Picking a dud tag from a masterpiece is an art

GRAFFITI, for some people is just vandalism, but for 17-year-old Westlawn resident Kade Valja it is definitely art.

Kade, who attends South Grafton High School, has been advocating for legal graffiti walls to be set up around his home town.

But the idea hit a speed bump when a trial wall the council set up became, itself, the target of vandalism.

Instead of becoming a canvas for art, it was overrun with tags.

As a result council staff suggested a more guided approach may prove a better way to help Grafton's budding young street artists develop.

Kade explained the difference between tags and graffiti art.

"Firstly you can tell a good tag from a bad one," he said.

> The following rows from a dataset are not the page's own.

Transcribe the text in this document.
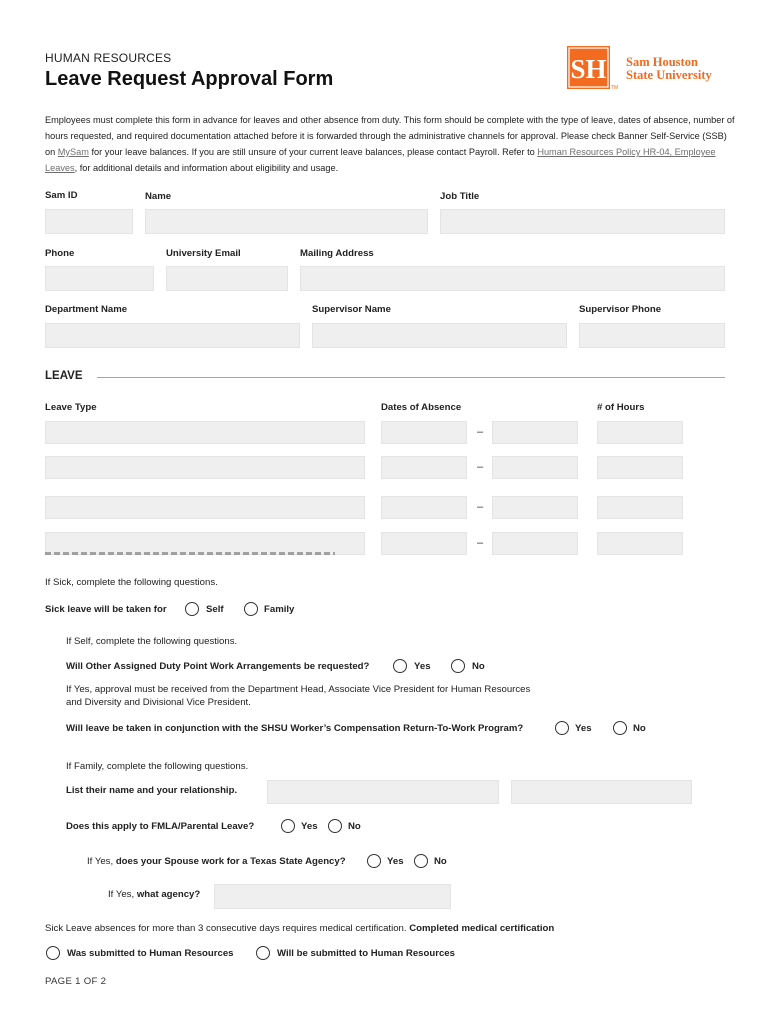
HUMAN RESOURCES
Leave Request Approval Form	SH
TM
Sam Houston
State University
Employees must complete this form in advance for leaves and other absence from duty. This form should be complete with the type of leave, dates of absence, number of hours requested, and required documentation attached before it is forwarded through the administrative channels for approval. Please check Banner Self-Service (SSB) on MySam for your leave balances. If you are still unsure of your current leave balances, please contact Payroll. Refer to Human Resources Policy HR-04, Employee Leaves, for additional details and information about eligibility and usage.
Sam ID	Name	Job Title
Phone	University Email	Mailing Address
Department Name	Supervisor Name	Supervisor Phone
LEAVE
Leave Type	Dates of Absence	# of Hours
–
–
–
–
If Sick, complete the following questions.
Sick leave will be taken for	Self	Family
If Self, complete the following questions.
Will Other Assigned Duty Point Work Arrangements be requested?	Yes	No
If Yes, approval must be received from the Department Head, Associate Vice President for Human Resources
and Diversity and Divisional Vice President.
Will leave be taken in conjunction with the SHSU Worker’s Compensation Return-To-Work Program?	Yes	No
If Family, complete the following questions.
List their name and your relationship.
Does this apply to FMLA/Parental Leave?	Yes	No
If Yes, does your Spouse work for a Texas State Agency?	Yes	No
If Yes, what agency?
Sick Leave absences for more than 3 consecutive days requires medical certification. Completed medical certification
Was submitted to Human Resources	Will be submitted to Human Resources
PAGE 1 OF 2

"In a good tag there are a lot different elements that have to go together and the placing of the letters and things like that.

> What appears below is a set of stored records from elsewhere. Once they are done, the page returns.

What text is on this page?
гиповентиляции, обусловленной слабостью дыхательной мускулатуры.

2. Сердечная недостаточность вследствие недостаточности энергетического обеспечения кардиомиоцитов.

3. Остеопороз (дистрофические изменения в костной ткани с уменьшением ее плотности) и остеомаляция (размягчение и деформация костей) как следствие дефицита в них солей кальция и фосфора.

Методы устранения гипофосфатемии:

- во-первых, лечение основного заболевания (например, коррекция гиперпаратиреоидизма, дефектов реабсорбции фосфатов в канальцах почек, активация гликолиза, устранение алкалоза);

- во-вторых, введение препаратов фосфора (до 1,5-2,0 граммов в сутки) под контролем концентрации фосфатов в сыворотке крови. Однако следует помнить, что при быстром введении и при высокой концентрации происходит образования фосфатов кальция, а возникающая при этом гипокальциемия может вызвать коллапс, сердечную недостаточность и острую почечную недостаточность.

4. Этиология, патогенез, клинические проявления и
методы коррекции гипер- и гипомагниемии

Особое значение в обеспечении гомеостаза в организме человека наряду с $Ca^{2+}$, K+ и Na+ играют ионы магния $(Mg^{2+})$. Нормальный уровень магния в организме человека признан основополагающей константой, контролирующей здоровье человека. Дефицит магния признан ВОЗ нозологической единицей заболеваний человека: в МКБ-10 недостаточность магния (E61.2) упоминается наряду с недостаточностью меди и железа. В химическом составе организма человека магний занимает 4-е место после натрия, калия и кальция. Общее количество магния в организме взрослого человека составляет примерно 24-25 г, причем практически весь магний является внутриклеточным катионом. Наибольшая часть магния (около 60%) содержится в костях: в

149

"But the difference between a tag and an actual piece should be obvious because a piece should look 3D and have fades and highlights.

"When you see a piece you can tell if people know what they're doing too."

In early 2012, a number of South Grafton High School students met with Mayor Richie Williamson and Clarence MP Chris Gulaptis to discuss the establishment of a street art space for local young people.

Several potential locations were discussed, but none were finalised.

The council will decide how to proceed with graffiti walls at a meeting on October 15.

Kade said the idea would reduce graffiti-based vandalism in Grafton and said similar projects were successful in Coffs Harbour and Woolloongabba.